We will continue to offer discussion groups focused on AI safety strategy, following a custom MATS curriculum. We think this approach has more potential to expand scholars’ breadth of knowledge about the field than the pre-program Training Phase and AISF curriculum we employed in previous programs. For our next program, we intend to improve on our curriculum, craft stronger guidance and instruction for our TAs, frontload more of the sessions, and require that scholars opt-in, rather than opt-out.

Acknowledgements

This report was produced by the ML Alignment & Theory Scholars Program. Rocket Drew was the primary contributor, Ryan Kidd managed and edited the project, and Laura Vaughan contributed writing. Additionally, Laura Vaughan, McKenna Fitzgerald, Christian Smith, Juan Gil, Henry Sleight, and Matthew Wearden edited particular sections. We thank Open Philanthropy, DALHAP Investments, and many Manifund donors, especially Manifund Regrantor Tristan Hume, without whose donations we would have been unable to run the Winter 2023-24 Program or retain team members essential to this report. We are also grateful to Lightcone Infrastructure and AI Safety Support for their commitment and support. Finally, thank you to the inimitable John Wentworth and David Lorell, who may not belong to “MAT” but certainly belong in our hearts.

To learn more about MATS, please visit our website. We are currently accepting donations for our upcoming programs via BERI and Manifund!

  1. ^

    Some applicants applied to multiple mentors. This number includes scholars accepted to Neel Nanda’s Research Phase, rather than scholars accepted into Neel’s Training Phase.

  2. ^

    Examples of selection questions:

    What is your favorite definition/​formalization of a stochastic hybrid system, and why? (Davidad)

    Spend ~10 hours (for fairness, max 16) trying to make research progress on a small open problem in mechanistic interpretability, and show me what progress you’ve made. (Neel Nanda)

    You have access to a trained model’s outputs in response to any input. You can provide an unlimited number of inputs and receive responses. You do not have access to gradient information. What can you find out about what this model has learned from its training data? How does this change if you have access to gradients of inputs w.r.t. outputs? (Jessica Rumbelow)

  3. ^

    Neel’s scholars faced additional filters between the Training Phase and Research Phase.

  4. ^

    In reality, our budget is not given exogenously. A lower marginal cost per scholar, for example, might encourage donations, resulting in a larger budget.

  5. ^

    These numbers exclude 14 Auditors who participated in the Training Phase knowing they would not be able to continue to the Research Phase.
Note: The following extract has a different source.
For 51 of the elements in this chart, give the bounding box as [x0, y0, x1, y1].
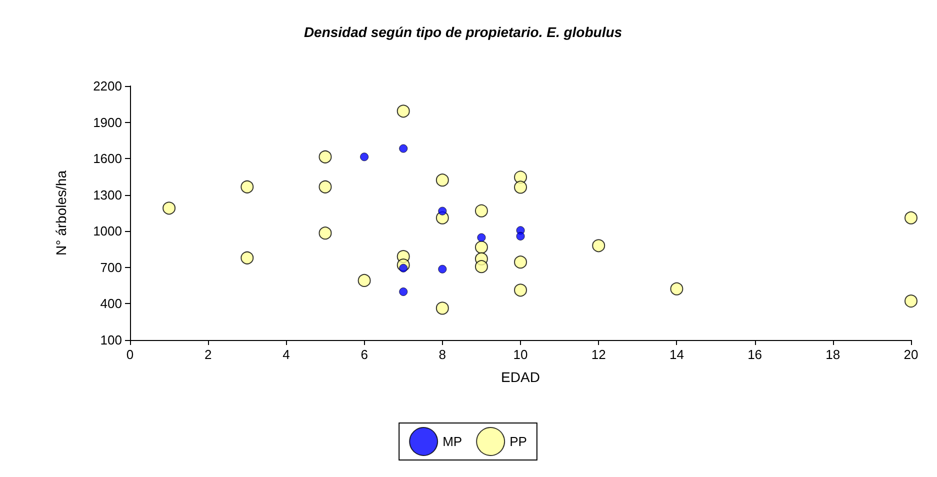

Auditors were allowed to complete the Research Sprint, but to our knowledge, none did.

  6. ^

    Jay Bailey, a trainee from Winter 2022-23, attests,

    Neel [Nanda]’s training process in mechanistic interpretability was a great way for me to test my fit in the field and collaborate with a lot of smart people. Neel’s stream is demanding, and he expects it to be an environment that doesn’t work for everyone, but is very clear that there’s no shame in this. While I didn’t end up getting selected for the in-person phase, going through the process helped me understand whether I wanted to pursue mechanistic interpretability in the long term, and firm up my plans around how best to contribute to alignment going forward.

    Itamar Pres, a trainee from Summer 2023, corroborates,

    Being almost a year out from the MATS training program, I wanted to express my gratitude for that experience. The whole experience really gave me a sense of confidence in my intuitions, mathematical capabilities, and experimental design while simultaneously sharpening my skepticism and epistemic rigour (the two don’t usually go hand in hand)! I really appreciated the paper critiques, research walkthroughs, and feedback on my own intuitions. Despite still figuring things out in the research sprint, I came out of those 5 weeks eager to do more work and so I followed work in the field closely. . . All of this is to say I found participating in MATS an incredibly valuable experience.

  7. ^

    Thank you to John Wentworth for proposing this idea!

  8. ^

    This survey question and the following one come from Lynette Bye’s 2020 review of her coaching impact.